Un et Nu, his current show, continues Martonis's exploration of a richly personal visual language. Juxtaposing the unexpected with the ubiquitous, the biomorphic with the technological, Martonis challenges our assumptions about science, mathematics, and even beauty. LCD panels and sinew, gold and rust, datum and quantum, crusty and slick, spiral and grid, cocoon and metamorphosis are pairings that suggest dislocation and redemption.
I went several times to visit Martonis in his studio, a delightful freestanding cottage tucked at the back of his garden. Silk worms, from grub to moth, had tenancy; thousands of dead cicadas awaited their close-up, and bees had come a-visiting, spurred by the scent of melting beeswax. Next to his worktable stood his daughter’s easel, and hung proudly above both were her latest works on paper. On one visit, his three-year-old daughter had just made her first drawing with a human figure, neatly paralleling the emergence of Martonis’s own self-portrait in Un et Nu. “It is an image—a portrait with something coming out of the throat—that had been with me for years in my mind, that I only now allowed to manifest in my work,” he says. “There is something almost painfully vulnerable about the throat, an area of passage, connectivity, and confluence.”
The luminous image of the throat has resonances with both cicadas, who make their noise from vibrating their tracheas, and the silkworms, who make silk by secreting a glandular fluid that hardens into a fiber upon contact with air. Un et Nu the show, whose name translates as “one and naked,” hints that stars, cicadas, silk, and self are not as disparate as they seem, but connect through patterns intuited yet unseen.
For Martonis, process forms an integral part of the work, and he embraces the repetitious, labor-intensive aspect of his creations. Groupings of cicadas, with wings weighted by glass slides to fix the span, were laid out on his table. Silkworm production entailed an incubator as well as a miniature dustbuster for the insects’ feces removal. Process becomes a private performance, a meditative communion with materials.
In Cicada Data the music of the primes plays its subtle melody (cicada infestations only emerge in prime number years). The delicacy of the cicadas’ wings, overlaid with rust or gold according to whether or not they were primes, have a hypnotic effect. The viewer becomes suspended in the mix of platonic ideal and organic nature: Numbers dissolve into form, and form into numbers.

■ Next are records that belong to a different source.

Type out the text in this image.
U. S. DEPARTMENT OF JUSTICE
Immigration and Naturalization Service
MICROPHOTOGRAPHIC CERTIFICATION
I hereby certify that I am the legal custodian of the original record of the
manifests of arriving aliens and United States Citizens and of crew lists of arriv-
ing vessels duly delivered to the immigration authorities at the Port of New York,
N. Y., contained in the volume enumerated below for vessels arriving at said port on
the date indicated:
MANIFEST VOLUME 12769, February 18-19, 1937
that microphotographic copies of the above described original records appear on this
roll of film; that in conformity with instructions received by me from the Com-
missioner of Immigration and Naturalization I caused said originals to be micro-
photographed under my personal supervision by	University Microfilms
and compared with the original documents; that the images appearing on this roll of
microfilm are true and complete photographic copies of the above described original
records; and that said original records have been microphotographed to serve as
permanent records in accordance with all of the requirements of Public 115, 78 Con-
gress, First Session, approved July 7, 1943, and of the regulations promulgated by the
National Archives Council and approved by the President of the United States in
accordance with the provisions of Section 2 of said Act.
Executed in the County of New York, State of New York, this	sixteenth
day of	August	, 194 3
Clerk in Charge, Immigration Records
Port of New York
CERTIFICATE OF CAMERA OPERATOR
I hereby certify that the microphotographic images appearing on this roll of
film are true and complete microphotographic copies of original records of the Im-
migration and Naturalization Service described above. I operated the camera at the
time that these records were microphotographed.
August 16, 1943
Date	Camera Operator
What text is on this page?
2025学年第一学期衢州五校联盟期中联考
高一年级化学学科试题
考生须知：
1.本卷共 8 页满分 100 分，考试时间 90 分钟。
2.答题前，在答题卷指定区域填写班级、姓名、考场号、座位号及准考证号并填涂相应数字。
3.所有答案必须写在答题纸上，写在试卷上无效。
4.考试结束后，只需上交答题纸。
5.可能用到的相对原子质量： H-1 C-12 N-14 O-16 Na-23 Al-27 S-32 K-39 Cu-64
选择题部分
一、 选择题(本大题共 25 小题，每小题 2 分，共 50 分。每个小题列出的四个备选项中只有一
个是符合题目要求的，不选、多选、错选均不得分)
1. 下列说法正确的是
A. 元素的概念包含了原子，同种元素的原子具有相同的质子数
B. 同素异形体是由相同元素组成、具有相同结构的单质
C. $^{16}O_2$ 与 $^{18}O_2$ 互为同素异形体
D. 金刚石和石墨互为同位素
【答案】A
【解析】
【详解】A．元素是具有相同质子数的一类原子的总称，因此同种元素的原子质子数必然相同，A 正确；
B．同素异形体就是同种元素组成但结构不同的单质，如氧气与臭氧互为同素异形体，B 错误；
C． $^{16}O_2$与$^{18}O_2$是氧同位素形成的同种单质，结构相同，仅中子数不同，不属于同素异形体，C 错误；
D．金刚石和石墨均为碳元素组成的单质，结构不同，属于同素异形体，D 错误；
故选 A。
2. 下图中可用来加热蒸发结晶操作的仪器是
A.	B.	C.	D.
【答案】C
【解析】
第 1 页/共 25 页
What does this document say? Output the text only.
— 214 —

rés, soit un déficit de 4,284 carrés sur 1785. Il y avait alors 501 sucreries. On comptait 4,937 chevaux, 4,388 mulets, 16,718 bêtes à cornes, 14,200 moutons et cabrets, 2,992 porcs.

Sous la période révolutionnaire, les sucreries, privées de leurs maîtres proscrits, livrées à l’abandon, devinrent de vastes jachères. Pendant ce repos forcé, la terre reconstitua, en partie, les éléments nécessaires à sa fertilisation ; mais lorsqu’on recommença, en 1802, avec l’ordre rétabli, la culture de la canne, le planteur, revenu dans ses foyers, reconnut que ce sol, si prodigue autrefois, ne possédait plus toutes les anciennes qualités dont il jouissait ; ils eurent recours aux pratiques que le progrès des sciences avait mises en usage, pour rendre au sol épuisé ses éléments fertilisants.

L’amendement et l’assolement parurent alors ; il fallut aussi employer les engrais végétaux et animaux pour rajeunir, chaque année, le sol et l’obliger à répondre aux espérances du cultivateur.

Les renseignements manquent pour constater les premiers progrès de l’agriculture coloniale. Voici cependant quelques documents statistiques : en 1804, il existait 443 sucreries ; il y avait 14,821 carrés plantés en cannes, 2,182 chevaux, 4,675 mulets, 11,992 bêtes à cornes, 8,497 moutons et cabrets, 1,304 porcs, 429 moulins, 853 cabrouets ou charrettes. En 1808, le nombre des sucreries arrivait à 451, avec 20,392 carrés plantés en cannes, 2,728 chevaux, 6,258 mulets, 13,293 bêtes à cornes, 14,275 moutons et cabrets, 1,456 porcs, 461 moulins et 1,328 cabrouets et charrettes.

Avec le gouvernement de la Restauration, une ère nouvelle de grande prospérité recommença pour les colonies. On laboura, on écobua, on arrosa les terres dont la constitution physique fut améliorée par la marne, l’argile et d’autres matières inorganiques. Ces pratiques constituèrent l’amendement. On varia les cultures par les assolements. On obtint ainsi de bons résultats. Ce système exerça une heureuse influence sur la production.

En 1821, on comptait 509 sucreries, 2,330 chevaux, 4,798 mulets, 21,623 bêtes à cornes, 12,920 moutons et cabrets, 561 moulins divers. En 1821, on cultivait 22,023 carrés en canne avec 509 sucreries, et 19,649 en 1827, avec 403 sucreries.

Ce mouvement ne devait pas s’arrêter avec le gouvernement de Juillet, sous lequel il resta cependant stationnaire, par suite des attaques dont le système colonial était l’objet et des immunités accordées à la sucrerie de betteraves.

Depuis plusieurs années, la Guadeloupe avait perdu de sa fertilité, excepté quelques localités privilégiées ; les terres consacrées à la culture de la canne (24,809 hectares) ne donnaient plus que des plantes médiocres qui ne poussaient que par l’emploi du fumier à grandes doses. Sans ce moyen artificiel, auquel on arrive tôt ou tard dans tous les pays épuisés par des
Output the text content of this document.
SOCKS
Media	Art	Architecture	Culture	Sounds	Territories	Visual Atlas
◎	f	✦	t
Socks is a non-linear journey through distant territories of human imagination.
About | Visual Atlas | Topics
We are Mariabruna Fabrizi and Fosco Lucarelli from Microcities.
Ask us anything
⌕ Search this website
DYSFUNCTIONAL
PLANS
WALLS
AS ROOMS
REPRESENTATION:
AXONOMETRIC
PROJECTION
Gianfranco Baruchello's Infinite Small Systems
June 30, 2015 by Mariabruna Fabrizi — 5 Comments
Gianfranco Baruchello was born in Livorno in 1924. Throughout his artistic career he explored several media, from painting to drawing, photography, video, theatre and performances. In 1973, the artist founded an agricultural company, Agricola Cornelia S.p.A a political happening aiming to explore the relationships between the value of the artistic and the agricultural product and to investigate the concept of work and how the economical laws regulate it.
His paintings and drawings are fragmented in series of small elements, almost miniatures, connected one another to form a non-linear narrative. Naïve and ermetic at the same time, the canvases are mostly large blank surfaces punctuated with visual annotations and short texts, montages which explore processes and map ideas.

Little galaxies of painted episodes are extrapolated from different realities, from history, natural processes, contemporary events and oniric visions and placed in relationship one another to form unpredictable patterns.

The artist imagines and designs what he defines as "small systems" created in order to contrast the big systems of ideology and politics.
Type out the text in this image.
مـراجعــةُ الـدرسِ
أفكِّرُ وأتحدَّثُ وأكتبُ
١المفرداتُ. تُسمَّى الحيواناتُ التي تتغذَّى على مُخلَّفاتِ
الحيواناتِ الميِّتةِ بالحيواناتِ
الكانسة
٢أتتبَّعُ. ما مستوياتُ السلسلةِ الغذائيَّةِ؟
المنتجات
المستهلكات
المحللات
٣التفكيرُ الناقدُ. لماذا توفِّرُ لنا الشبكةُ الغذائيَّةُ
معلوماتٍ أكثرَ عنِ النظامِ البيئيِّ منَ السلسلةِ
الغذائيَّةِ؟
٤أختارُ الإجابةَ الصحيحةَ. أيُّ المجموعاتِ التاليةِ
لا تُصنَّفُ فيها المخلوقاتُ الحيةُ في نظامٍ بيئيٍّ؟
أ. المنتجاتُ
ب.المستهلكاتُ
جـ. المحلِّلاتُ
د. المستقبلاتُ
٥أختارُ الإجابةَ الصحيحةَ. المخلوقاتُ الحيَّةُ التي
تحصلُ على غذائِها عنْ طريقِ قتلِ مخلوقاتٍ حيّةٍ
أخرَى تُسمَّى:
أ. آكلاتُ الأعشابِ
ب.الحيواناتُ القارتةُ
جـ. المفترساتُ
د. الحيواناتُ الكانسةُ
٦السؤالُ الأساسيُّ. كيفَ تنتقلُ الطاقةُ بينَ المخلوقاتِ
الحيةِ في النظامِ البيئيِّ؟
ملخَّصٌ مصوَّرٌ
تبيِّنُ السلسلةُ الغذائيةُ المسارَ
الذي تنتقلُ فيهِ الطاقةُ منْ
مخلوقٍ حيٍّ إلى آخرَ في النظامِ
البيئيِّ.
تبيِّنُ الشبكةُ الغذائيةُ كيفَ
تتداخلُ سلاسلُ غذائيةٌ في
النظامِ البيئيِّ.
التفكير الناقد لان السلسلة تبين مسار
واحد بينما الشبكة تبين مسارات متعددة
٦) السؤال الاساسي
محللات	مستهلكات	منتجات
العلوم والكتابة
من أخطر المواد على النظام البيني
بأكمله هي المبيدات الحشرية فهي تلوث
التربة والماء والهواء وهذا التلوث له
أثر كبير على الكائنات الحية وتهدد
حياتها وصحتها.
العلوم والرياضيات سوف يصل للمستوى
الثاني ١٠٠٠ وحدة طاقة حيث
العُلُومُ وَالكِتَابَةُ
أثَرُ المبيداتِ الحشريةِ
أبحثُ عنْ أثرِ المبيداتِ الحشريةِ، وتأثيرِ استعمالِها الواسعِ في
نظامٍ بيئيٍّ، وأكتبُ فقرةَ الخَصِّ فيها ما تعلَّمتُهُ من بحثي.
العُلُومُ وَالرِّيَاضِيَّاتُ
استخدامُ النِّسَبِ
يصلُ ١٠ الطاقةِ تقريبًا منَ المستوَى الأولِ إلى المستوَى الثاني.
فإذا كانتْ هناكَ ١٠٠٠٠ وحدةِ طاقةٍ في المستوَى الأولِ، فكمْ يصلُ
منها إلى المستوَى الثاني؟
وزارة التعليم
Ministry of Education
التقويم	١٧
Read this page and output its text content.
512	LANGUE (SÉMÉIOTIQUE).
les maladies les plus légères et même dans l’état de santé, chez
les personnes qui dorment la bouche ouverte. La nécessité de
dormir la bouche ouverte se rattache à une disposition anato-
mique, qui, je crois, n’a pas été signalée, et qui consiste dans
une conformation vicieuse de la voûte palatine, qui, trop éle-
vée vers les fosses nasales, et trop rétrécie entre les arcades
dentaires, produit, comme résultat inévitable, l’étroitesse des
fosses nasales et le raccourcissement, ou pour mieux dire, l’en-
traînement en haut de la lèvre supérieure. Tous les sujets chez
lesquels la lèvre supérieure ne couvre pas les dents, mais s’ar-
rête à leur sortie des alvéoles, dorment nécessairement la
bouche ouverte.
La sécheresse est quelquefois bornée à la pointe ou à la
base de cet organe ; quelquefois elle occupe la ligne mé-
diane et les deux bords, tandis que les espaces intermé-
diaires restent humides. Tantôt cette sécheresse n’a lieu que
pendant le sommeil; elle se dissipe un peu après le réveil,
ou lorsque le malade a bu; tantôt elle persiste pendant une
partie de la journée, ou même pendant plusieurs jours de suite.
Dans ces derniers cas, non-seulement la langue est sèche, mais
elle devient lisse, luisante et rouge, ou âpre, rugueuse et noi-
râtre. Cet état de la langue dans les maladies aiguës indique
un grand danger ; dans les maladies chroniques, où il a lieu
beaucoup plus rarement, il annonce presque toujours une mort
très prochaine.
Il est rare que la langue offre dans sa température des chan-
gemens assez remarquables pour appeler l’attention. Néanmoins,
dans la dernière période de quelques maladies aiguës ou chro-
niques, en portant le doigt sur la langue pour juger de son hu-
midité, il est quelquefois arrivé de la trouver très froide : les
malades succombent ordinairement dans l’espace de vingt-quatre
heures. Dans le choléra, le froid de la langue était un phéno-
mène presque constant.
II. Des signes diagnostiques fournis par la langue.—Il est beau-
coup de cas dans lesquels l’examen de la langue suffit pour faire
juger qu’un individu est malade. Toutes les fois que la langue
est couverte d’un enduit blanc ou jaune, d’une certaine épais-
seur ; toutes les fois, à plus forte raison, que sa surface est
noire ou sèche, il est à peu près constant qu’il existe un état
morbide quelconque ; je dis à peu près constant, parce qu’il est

Neither is sure of the other. Meanwhile, in the sonic realm, other quirks unravel. White noise, produced from an old television set, sounds like rain, while the cicada calls sound like electronic clicks.
In Bombyx Mori, the beauty of these white, ineffable cocoons, coupled with the grublike dumbness of the worms, presents a fascinating tableau vivant. The worms toil with ceaseless vigor, consumed by their genetically predetermined lot in life. Something about their doomed (the moth must be killed so as not to discolor the cocoon) but exquisite life cycle takes hold of the viewer, leading to existential rumination.
Un et nu: Like the end of Dante’s Purgatorio, what emerges from this piece seems “perfect, pure, and ready for the stars.” The warm malleability of the baked surface, the simple completeness of the circle, the field of stars, and the stoic profile form a triptych at once grounded and transcendent. As above, so below: Martonis brings to his art a sense of restrained illumination.
The detritus of the natural world offers the portal. The show proffers surface as a way to peer deeply into the life of things, to shed the cocoon of separateness. We shore these fragments against our ruins, finding in these pieces, a place of tenuous refuge.